The Sonata Hits One Great Note and Misplays the Rest

Fifty minutes into Andrew Desmond’s The Sonata, the plot thickens: After racking their brains over a seemingly incomprehensible piece of music, the symphony of the movie’s title, Rose (Freya Tingley) and Charles (Simon Abkarian) discover a cryptic series of heat-activated symbols hidden amongst its melodies, chords and rhythms. Suddenly, the piece isn’t so incomprehensible anymore. Rose and Charles are on the case, ready to decipher the symbols’ meaning and find the message Rose’s father, the late composer Richard Marlowe (Rutger Hauer), hid in his final masterwork. What fun!

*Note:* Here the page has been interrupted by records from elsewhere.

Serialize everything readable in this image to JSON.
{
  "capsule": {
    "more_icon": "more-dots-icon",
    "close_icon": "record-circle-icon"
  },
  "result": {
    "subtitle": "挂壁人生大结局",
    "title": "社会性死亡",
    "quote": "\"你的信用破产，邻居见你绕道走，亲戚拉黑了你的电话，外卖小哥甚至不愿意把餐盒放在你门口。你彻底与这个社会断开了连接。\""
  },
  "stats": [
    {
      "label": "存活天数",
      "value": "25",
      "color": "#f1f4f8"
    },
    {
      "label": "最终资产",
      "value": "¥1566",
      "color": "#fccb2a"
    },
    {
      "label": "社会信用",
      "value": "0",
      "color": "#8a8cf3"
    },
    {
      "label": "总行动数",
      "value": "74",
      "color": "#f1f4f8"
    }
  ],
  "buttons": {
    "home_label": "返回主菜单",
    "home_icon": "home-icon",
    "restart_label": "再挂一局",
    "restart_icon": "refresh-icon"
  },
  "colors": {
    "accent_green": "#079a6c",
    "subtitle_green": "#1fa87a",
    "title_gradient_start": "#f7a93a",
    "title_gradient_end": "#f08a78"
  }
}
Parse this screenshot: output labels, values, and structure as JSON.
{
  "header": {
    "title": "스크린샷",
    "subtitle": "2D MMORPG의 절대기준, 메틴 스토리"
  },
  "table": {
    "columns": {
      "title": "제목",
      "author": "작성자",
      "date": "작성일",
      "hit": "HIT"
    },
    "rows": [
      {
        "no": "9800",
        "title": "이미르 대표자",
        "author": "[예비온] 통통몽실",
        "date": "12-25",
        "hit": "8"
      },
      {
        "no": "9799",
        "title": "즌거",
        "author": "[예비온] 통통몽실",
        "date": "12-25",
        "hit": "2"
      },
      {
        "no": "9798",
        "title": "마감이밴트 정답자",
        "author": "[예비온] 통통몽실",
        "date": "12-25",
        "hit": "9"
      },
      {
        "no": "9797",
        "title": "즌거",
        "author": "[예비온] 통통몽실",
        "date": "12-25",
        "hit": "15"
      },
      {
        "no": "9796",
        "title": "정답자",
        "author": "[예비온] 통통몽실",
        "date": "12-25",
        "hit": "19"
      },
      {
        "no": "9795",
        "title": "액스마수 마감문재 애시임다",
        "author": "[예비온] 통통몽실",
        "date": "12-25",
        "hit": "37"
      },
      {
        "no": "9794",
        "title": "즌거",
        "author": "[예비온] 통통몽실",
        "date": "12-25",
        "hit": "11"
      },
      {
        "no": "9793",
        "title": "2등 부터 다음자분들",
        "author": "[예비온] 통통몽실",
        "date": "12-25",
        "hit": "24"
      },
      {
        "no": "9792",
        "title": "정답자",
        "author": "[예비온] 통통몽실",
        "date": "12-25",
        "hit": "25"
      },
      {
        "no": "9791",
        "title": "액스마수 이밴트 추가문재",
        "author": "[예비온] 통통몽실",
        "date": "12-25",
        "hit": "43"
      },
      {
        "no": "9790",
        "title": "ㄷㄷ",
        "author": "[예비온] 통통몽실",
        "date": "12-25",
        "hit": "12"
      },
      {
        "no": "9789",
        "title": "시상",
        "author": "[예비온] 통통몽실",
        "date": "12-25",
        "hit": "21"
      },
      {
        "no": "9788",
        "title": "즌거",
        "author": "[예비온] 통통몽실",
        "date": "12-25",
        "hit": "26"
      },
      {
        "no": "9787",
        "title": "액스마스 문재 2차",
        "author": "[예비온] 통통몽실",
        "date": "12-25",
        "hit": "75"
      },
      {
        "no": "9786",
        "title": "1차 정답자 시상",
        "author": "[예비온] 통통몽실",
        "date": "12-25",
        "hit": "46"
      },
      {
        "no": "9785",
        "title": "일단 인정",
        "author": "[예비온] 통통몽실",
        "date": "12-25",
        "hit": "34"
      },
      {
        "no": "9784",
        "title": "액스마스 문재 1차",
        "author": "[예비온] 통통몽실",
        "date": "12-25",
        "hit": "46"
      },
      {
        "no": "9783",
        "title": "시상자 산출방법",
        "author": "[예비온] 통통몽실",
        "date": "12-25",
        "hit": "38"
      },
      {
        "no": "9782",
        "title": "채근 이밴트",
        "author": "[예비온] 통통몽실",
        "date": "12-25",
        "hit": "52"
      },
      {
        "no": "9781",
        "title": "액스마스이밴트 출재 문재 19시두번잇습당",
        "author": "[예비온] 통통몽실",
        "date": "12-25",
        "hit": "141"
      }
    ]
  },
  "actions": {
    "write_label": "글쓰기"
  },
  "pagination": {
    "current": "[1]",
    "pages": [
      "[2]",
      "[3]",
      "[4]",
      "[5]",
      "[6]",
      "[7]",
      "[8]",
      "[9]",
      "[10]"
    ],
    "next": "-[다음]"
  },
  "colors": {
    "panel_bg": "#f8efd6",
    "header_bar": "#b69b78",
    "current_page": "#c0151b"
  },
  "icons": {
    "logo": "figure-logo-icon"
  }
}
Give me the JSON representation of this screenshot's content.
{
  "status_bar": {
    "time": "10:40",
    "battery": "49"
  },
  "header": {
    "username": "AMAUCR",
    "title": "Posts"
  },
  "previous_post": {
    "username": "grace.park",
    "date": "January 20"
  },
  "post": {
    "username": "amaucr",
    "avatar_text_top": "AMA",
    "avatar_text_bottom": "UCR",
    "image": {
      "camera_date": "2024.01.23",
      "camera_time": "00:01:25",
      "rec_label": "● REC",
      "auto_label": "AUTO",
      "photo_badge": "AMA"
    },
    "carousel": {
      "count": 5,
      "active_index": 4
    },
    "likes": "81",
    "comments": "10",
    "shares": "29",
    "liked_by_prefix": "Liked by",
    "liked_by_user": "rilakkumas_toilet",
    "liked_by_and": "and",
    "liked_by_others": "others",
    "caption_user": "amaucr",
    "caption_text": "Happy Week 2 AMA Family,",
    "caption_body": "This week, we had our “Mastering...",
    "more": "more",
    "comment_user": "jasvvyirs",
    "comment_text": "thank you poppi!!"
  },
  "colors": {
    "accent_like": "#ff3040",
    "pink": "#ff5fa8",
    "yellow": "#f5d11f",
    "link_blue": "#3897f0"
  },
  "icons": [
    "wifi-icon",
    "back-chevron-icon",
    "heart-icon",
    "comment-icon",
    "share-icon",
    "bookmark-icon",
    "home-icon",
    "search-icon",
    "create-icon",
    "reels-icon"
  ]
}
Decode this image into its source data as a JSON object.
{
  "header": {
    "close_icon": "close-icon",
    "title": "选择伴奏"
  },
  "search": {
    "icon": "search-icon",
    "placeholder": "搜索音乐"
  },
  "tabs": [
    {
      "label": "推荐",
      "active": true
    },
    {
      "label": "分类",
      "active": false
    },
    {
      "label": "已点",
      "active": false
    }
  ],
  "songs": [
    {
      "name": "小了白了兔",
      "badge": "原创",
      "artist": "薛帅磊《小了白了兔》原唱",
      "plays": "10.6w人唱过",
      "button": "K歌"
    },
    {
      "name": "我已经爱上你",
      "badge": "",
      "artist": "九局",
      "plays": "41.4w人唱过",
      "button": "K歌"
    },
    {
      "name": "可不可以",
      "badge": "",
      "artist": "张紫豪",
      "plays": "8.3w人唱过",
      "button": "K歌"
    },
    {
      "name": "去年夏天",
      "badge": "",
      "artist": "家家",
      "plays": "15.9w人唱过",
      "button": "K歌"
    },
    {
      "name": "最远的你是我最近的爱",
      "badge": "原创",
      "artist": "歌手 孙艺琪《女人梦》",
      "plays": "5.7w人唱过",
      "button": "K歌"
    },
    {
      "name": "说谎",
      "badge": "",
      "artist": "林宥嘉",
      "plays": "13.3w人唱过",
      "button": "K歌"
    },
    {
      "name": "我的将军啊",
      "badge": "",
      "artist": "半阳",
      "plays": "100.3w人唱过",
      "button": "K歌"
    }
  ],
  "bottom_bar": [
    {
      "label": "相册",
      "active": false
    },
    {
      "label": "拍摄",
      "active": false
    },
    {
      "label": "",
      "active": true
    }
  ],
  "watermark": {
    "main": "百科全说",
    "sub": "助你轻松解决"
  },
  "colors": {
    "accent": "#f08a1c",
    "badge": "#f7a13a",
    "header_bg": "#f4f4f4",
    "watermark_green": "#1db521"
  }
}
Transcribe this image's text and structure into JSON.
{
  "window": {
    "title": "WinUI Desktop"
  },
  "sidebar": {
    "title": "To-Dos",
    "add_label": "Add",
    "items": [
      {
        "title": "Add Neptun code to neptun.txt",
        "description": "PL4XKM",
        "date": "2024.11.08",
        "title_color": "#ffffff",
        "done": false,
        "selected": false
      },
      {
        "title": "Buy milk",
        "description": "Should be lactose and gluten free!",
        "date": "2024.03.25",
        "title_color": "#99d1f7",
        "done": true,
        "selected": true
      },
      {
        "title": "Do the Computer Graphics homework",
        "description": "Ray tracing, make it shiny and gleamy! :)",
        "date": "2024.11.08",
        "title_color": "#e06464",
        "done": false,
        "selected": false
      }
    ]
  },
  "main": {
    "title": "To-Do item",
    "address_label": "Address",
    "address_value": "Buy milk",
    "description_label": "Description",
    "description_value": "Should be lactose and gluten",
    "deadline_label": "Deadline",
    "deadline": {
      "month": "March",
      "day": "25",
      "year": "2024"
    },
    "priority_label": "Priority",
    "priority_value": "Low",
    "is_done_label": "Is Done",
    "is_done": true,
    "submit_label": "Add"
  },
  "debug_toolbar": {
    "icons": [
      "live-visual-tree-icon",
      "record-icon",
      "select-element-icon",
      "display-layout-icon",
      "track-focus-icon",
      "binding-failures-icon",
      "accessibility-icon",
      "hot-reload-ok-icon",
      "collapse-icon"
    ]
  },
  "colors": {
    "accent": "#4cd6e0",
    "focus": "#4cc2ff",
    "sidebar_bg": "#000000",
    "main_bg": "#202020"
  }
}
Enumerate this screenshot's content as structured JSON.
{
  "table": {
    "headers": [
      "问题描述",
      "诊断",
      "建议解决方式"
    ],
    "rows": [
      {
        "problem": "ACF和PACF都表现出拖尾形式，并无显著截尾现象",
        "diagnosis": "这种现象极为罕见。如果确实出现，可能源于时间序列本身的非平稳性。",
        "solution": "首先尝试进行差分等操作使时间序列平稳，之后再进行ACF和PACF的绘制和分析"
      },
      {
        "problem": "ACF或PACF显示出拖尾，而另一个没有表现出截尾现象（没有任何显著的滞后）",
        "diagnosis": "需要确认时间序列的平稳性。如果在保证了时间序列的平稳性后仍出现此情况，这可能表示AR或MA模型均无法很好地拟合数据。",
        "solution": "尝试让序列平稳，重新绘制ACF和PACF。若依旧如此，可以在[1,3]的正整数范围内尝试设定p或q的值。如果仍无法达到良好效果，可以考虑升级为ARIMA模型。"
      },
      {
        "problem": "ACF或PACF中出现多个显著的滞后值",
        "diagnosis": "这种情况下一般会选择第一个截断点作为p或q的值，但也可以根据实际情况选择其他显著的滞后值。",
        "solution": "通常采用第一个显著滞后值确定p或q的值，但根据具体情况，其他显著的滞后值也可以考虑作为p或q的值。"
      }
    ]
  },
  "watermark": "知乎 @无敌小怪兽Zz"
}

The horror genre knows how to have a blast, but pulpy, detective mystery horror movies are in short supply: Go back to 2014’s As Above, So Below for a recent example. Seeing that sleuthing spirit on screen in 2020 is a delight. But the operative phrase here is “fifty minutes into.” Desmond brings Rose and Charles around to their revelation with only around 30 minutes remaining on the clock, which leaves little room for his late-stage Da Vinci Code angle to fully breathe. Oh, the mystery is solved, no doubt about that, but the pleasure of a good mystery isn’t the solution but the solving itself, and The Sonata doesn’t have time to luxuriate in the latter. It’s too focused on finishing the puzzle than putting the pieces together, which is a shame.
The Sonata, as a whole, is a cluster of muddled character motivations strung together with overbearing exposition: Rose’s backstory is doled out in pieces and bits by Charles, her agent, a man who’s equally as interested in shielding her from the truth about her wacko genius father as he is in propelling her to stardom. She’s a violin virtuoso but knows next to nothing about Richard. She knows so little of him, in fact, that she believes he’s actually been dead for years, when in fact he’s just been in France, toiling away in the isolation of his great, big, creepy mansion, carving out his asymmetrical parting salvo to the world, and to his own daughter, note by note.